Branching by Abstraction
Jun 18, 2011
Feature Branches can be highly effective in small teams that commit and remerge often. A small team in my mind is everyone having a seat around a meeting room table. The core benefit of Feature Branches is pretty obvious. It keeps an individual insulated from other developers changes until a merge occurs. SCM tools like GIT have made great strides in helping with those merges.
Overall Feature Branches offer some pretty compelling options. It yields little impact on the mainline while the feature is being developed. If the branches are short-lived with one pair making commits it is unlikely a team will experience noticeable pain with a merge. But what is frequent? A month, a day, a hour, a man hour? And how about small? A method, a class, X lines of code? The problem with Feature Branches are not highlighted until the team is larger and/or more distributed. Fundamentally Feature Branches fail at fulfilling explicit visibility. Feature Branches instead provide implicit visibility. Changes are implied, you can view them if you choose to switch branches, but they otherwise don’t affect you. That simple context switch using branches fractures CI. The additional build jobs and context in how release artefacts are generated and tested introduces noise. In turn this complicates inspecting and evaluating the known releasable state of the system.

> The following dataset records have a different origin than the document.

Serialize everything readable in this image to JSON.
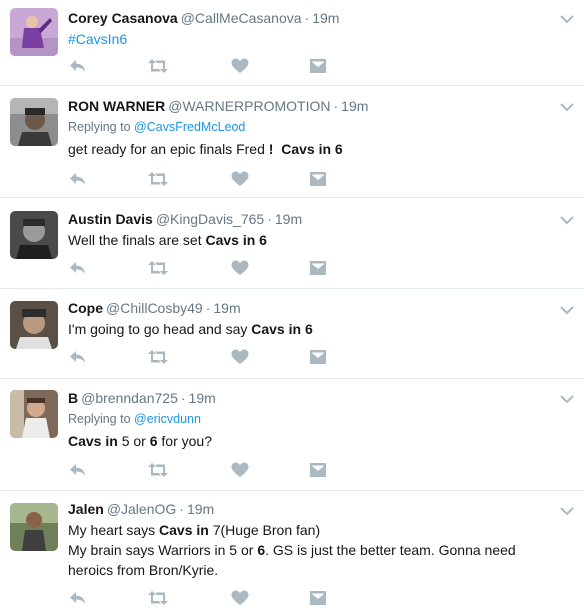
{
  "tweets": [
    {
      "name": "Corey Casanova",
      "handle": "@CallMeCasanova",
      "time": "19m",
      "reply_prefix": "",
      "reply_to": "",
      "lines": [
        [
          {
            "t": "#CavsIn6",
            "h": true
          }
        ]
      ]
    },
    {
      "name": "RON WARNER",
      "handle": "@WARNERPROMOTION",
      "time": "19m",
      "reply_prefix": "Replying to",
      "reply_to": "@CavsFredMcLeod",
      "lines": [
        [
          {
            "t": "get ready for an epic finals Fred "
          },
          {
            "t": "!",
            "b": true
          },
          {
            "t": "  "
          },
          {
            "t": "Cavs in 6",
            "b": true
          }
        ]
      ]
    },
    {
      "name": "Austin Davis",
      "handle": "@KingDavis_765",
      "time": "19m",
      "reply_prefix": "",
      "reply_to": "",
      "lines": [
        [
          {
            "t": "Well the finals are set "
          },
          {
            "t": "Cavs in 6",
            "b": true
          }
        ]
      ]
    },
    {
      "name": "Cope",
      "handle": "@ChillCosby49",
      "time": "19m",
      "reply_prefix": "",
      "reply_to": "",
      "lines": [
        [
          {
            "t": "I'm going to go head and say "
          },
          {
            "t": "Cavs in 6",
            "b": true
          }
        ]
      ]
    },
    {
      "name": "B",
      "handle": "@brenndan725",
      "time": "19m",
      "reply_prefix": "Replying to",
      "reply_to": "@ericvdunn",
      "lines": [
        [
          {
            "t": "Cavs in",
            "b": true
          },
          {
            "t": " 5 or "
          },
          {
            "t": "6",
            "b": true
          },
          {
            "t": " for you?"
          }
        ]
      ]
    },
    {
      "name": "Jalen",
      "handle": "@JalenOG",
      "time": "19m",
      "reply_prefix": "",
      "reply_to": "",
      "lines": [
        [
          {
            "t": "My heart says "
          },
          {
            "t": "Cavs in",
            "b": true
          },
          {
            "t": " 7(Huge Bron fan)"
          }
        ],
        [
          {
            "t": "My brain says Warriors in 5 or "
          },
          {
            "t": "6",
            "b": true
          },
          {
            "t": ". GS is just the better team. Gonna need"
          }
        ],
        [
          {
            "t": "heroics from Bron/Kyrie."
          }
        ]
      ]
    }
  ],
  "icons": {
    "reply": "reply-icon",
    "retweet": "retweet-icon",
    "like": "heart-icon",
    "dm": "direct-message-icon",
    "more": "chevron-down-icon"
  },
  "colors": {
    "name": "#14171a",
    "muted": "#657786",
    "link": "#1b95e0",
    "action_icon": "#aab8c2",
    "divider": "#e6ecf0"
  }
}
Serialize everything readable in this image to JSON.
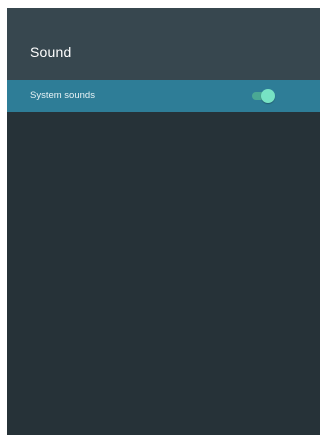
{
  "header": {
    "title": "Sound"
  },
  "settings": {
    "items": [
      {
        "label": "System sounds",
        "toggle_state": "on"
      }
    ]
  },
  "colors": {
    "background": "#263238",
    "header": "#37474f",
    "selected_row": "#2e7d97",
    "toggle_accent": "#77e3c4"
  }
}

The primary tenet of CI is affording developers the ability to work in isolation, while integrating regularly to provide a single source of truth. The truth it yields revolves around the following question; Can the system be released, and what are the systems attributes if released (features, quality, performance, etc)? If Feature X requires a merge to mainline for completion, then it’s not releasable and as a result incomplete.
Branching by Abstraction (Branching by Abstraction), combined with Feature Flags makes visibility explicit as the changes exist in the context of a developers workspace and are not obscured behind SCM branches. CI is maintained as a single source of truth as it continues to provide a clear articulation around a release artefacts’ capabilities. Any context switching is at runtime and not during compilation and packaging.
In a temporal sense Branching by Abstraction complicates code, and necessarily introduces duplication, but that’s acceptable as it should be refactored after being enabled in production. To reiterate the difference between the temporal state of short-lived Feature Branches and Branching by Abstraction is one of visibility. At it’s core Branching by Abstraction is about socialisation and communication of intent. Branching by Abstraction is explicit and directly visible as all changes exist in your workspace. All changes are easily tracked and tested on every checkout. Impact analysis is simplified by simply turning the feature on. Discussions shift from speculation to reality as to how the system will perform when Feature X is turned on. The existence of incomplete features in the code doesn’t matter as they should only be integrated with the system at large when they begin to add value. This is where the practise of TDD assists to rapidly test regressions and unexpected changes in behaviour.
Discipline is required to maintain good behaviour for both Feature Branches and Branching by Abstraction. The question to pose is why invest in behaviours that obscure and obfuscate the releasable state of your system?